Jimmy Cuellar began his musical career at the age of 5.
He took violin lessons and workshops, but it wasn’t until he reached high school that he realized that music is what he wanted to do for the rest of his life.
“I wanted to be involved in music in some way,” said Cuellar, 19, a Bakersfield College music composition major. “Whether writing lyrics or performing songs.”
In 2000, he received the Nuestro Mundo Award for arranging and composition. That same year he won the Senior Music Award at Highland High School.
Cuellar won the Statewide Young Composers Award in January from the Music Association of Community Colleges for his work called “Rainfalls,”an instrumental piano song he wrote. The song was previously started as a simple exercise for a class, but he ended up liking it and sent it to the San Francisco contest.
“I have no special method of getting inspiration in my music,” said Cuellar. “Whenever I get an idea in my head I see how far I can take it.”
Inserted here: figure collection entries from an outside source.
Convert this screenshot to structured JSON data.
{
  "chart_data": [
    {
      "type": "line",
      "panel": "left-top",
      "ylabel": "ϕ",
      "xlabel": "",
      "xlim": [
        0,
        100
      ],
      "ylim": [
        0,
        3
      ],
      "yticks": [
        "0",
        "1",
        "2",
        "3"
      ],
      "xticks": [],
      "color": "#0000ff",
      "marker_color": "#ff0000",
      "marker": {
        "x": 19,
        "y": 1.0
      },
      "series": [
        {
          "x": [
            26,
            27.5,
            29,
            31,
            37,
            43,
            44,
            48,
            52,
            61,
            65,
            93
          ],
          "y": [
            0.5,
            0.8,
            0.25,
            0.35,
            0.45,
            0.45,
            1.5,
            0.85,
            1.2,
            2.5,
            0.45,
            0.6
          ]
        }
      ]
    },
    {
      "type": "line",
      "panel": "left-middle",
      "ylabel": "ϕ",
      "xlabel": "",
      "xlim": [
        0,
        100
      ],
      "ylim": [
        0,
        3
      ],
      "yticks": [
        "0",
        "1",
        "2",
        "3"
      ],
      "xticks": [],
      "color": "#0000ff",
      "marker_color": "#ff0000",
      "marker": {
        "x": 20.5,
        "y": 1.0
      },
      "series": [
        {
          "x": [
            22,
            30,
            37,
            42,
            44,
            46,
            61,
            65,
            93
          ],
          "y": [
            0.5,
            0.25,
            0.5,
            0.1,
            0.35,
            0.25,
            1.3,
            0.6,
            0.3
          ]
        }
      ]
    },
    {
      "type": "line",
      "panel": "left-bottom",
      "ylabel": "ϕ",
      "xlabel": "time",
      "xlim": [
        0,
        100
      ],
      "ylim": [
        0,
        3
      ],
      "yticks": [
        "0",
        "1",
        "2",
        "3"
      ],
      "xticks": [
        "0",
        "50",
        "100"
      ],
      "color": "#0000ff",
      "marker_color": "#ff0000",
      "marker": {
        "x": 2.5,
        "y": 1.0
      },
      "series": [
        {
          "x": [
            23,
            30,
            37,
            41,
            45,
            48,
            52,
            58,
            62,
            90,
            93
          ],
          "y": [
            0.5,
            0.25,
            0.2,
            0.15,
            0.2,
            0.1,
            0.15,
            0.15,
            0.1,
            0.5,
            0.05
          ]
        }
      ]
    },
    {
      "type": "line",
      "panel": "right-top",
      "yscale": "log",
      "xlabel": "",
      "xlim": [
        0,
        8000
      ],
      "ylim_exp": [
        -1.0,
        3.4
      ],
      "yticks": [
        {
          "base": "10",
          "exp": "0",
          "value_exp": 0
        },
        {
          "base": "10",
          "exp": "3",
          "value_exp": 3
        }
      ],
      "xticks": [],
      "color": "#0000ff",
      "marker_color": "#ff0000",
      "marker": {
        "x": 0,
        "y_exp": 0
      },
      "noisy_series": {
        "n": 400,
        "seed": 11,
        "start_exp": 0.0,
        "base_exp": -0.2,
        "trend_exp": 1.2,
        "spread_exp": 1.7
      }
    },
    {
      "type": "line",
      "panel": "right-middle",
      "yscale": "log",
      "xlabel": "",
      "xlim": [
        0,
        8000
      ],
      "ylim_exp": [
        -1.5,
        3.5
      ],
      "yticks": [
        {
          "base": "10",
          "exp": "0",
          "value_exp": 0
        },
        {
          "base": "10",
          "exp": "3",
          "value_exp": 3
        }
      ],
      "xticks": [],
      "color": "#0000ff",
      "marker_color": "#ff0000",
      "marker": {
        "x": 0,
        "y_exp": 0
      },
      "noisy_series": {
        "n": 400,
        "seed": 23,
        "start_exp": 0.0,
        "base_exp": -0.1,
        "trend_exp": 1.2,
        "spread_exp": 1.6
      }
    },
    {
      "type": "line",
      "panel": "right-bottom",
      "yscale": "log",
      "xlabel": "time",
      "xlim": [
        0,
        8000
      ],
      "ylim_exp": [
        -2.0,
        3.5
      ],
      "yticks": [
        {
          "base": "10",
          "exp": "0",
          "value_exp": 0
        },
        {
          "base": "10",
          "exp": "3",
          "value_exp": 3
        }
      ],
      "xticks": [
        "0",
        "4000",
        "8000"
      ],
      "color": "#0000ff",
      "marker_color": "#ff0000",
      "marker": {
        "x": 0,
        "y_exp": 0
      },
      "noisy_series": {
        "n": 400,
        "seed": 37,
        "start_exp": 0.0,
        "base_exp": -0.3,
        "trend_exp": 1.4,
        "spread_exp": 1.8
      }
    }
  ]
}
The song sounded like raindrops, inspiring the title, he added.
He later received a call from his music professor that he had won first place.
Two months later, Cuellar received his first place award with $600. It was an open statewide event that featured more than 50 community colleges, an event that received more than 100 entries.
He recently received a full scholarship to Texas Tech University to help start up a mariachi band within the campus. Cuellar was recruited along with 10 other mariachi performers.
Texas Tech intended on bringing in a mariachi band to help it enter and win competitions in the future according to Cuellar.
Besides piano, writing lyrics and violin, he also can play a little guitar. He also remixes different genres of music and adds musical instrumentals to poetry from his home computer.
Cuellar can be seen with the Bakersfield mariachi band called Gariboldi, which is led by his father, Jaime Cuellar.
The group has 10 members and Cuellar is among the most experienced people in the group, he said, entering his fourth year with the band. The band splits the money earned at events.
Aside from being part of the group, he also writes a lot of the band’s material.
He also aids his father, who teaches a mariachi class at California State University, Bakersfield, and teaches his own mariachi band in Porterville called the Fiesta Mexicana.
“My dad always wanted me to be involved in music in some way,” said Cuellar.
“It’s pretty convenient that I love music as much as he does.”